Pd: Bersani invoca il dialogo, ma sposa Di Pietro

Il segretario del Pd incontra Tonino e getta le basi per un’alleanza a lungo termine, dopo che il leader Idv aveva chiesto un matrimonio "non di interesse". Ma le candidature per le Regionali sono ancora in alto mare, dal Lazio alla Puglia

Pd: Bersani invoca il dialogo, ma sposa Di Pietro

Roma - Nella lingua di Shakespeare, staremmo a contare solo i sospiri: «... oh, è il mio amore! Se solo sapesse di esserlo! Parla eppure non dice nulla... No, sono troppo audace, non è a me che parla...». Ma nel giorno in cui si avverte inesorabile il calo del desiderio, l’oscuramento pressoché inevitabile di quel «partito dell’amore» invocato da Berlusconi, vengono in mente soltanto le crude parole della realtà, l’ultimatum di Tonino Di Pietro recapitato pochi giorni fa al partito di Bersani: «Non vogliamo un matrimonio di interesse, né una notte d’amore elettorale. Fare un’alleanza con l’Idv e poi ammiccare agli assassini della democrazia è inaccettabile: non ci sia allea solo per andare a letto il giorno prima delle elezioni» (repetita iuvant).

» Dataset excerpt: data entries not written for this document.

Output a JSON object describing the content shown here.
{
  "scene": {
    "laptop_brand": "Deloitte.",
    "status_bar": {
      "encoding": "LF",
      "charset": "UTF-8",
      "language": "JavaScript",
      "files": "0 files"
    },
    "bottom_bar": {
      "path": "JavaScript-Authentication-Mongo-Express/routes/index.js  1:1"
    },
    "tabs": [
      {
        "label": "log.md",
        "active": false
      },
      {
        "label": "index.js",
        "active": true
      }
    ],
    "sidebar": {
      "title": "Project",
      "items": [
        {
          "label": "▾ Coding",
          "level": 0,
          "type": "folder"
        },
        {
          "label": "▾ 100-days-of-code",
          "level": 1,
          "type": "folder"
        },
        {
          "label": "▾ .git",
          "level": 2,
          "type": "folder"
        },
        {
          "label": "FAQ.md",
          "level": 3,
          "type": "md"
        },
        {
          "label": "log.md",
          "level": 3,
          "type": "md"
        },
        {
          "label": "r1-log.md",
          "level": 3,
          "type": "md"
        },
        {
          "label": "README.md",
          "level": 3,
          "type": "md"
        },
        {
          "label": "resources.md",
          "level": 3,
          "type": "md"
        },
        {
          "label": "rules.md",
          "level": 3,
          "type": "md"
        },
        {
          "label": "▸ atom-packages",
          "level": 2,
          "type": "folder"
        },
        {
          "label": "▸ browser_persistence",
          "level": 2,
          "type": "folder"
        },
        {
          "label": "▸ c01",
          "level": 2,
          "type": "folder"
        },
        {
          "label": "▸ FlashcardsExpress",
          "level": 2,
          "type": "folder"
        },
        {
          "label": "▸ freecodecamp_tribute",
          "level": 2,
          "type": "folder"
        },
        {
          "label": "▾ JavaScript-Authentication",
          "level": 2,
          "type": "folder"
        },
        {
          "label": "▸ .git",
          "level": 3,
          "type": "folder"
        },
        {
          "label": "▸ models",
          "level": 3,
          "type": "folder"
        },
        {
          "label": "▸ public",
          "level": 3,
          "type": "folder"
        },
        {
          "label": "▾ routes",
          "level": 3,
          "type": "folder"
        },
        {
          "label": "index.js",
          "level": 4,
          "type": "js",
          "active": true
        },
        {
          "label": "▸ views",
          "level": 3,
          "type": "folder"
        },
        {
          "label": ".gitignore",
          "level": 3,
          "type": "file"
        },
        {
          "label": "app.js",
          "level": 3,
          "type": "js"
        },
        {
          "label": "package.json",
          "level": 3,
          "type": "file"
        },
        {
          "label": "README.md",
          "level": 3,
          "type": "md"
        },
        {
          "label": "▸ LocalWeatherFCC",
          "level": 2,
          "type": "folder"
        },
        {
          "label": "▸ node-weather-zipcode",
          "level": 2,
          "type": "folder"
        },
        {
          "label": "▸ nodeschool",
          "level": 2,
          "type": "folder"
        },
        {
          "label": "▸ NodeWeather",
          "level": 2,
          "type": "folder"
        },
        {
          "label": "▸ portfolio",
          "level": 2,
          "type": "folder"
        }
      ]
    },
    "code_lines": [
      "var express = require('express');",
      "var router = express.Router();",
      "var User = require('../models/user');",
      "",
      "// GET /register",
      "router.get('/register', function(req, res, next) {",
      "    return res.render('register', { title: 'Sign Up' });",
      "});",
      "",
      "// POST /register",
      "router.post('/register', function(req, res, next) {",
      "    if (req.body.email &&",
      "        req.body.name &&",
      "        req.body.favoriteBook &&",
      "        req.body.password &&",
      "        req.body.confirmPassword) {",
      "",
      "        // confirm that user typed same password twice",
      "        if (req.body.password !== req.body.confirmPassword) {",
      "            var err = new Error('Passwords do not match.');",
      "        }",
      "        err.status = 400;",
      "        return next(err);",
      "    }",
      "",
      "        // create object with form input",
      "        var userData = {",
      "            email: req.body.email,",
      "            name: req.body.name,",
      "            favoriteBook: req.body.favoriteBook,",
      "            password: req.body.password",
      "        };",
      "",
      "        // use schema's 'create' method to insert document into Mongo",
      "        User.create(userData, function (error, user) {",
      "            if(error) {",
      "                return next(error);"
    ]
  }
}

E ora, consumatosi ieri il ritorno di fiamma tra Idv e Pd con un incontro che nessuno nasconde essere andato bene (questione candidature a parte), la lingua batte dove il dente duole. Per dirla alla Di Pietro, non è stato un matrimonio né una notte d’amore, ma il ritorno a casa del guerriero con tanto di frusta. Del marito e padre padrone, con quel che ne consegue per la «moglie» fedifraga. La breve stagione primaverile di Bersani si conclude sotto il carro armato, con il tallone giudiziario che spegne le ultime fiamme del dialogo. Tutto scontato, tutto previsto. Come ha commentato Paolo Bonaiuti «la fase elettorale è scontata: siamo vicini alle Regionali e se Bersani ha dimostrato una disponibilità al confronto, ma la paura delle Regionali sembra maggiore».

Contano le Regionali, naturalmente. E lo stesso povero segretario aveva dovuto ammettere che, sic stantibus, il Pd avrebbe potuto ragionevolmente aspirare a tre regioni sulle tredici al voto in primavera. Indispensabile costruire a tutti i costi un’architettura delle alleanze che reggesse. Il capomastro Di Pietro ha fatto però subito i conti del calcestruzzo: «Devi di’ che è un’alleanza strutturale, Pierluì. E del tuo partito non mi fido, lo devi dì pubblicamente...». Che altro avrebbe potuto fare, il leader costretto ogni giorno a tenere in piedi un Botteghino tanto scalcagnato? Neppure l’autocandidatura della Bonino nel Lazio - un accidente venuto a togliere le castagne dal fuoco - è stata accettata dal Pd con l’umiltà di chi riceve un dono della Provvidenza. Avrebbero dovuto esultare per l’«oriunda» capace di far dimenticare il caso Marrazzo, e invece si sono scannati, tanto che ancora ieri non era chiaro se fosse scongiurata del tutto l’ipotesi di primarie. Questo per non parlare del pasticciaccio brutto della Puglia, con l’incredibile rinuncia a Vendola (che almeno avrebbe potuto contare sul traino di essere governatore uscente). Nel Pd ognuno dice la sua, ognuno seguendo una propria linea politica, ed è ormai chiaro - confida un collaboratore - che «sono gli eventi a decidere per Bersani».

In una situazione del genere, persino il Pdl ritiene inutile prendersela con il segretario del Pd, costretto a ingoiare ancora una volta la zuppa dipietresca. Con il corredo di frasi altisonanti, cui s’era già abituati, sulla giustizia. «Stiamo entrando in un tunnel pericolosissimo: ci metteremo di traverso». Con la conseguente paura del «disarticolamento del sistema giudiziario per le esigenze di una persona», di «un’amnistia per i colletti bianchi». Al Senato, risponde tosto la capogruppo Finocchiaro, «siamo già di traverso», e ci si prepara a tutto l’ostruzionismo possibile.

Ma ciò che resta, di fronte al vagolare mite di un Bersani che si appella al «senso di responsabilità di una parte della maggioranza», al suo sospirare che «ogni giorno ha la sua pena», è proprio un senso di impotenza che rende inutile ogni «fuitina amorosa», ogni tentativo di sfuggire al destino crudele, al rapporto rifiutato e ancora una volta subito da parte di un partner che lo tiene in pugno. «No, non è a me che parla», deve convenire il Romeo-Berlusconi.

Bersani parla a Di Pietro, all’amore imposto dalle Bindi e dai Franceschini, dai Veltroni e dal (presunto) popolo viola. «È che l'amore è una parola strana. Vola troppo», spiegava una canzone di Giorgio Gaber. Troppo di fantasia, troppo tra le nuvole. Poi torna il rude marito contadino, e son dolori.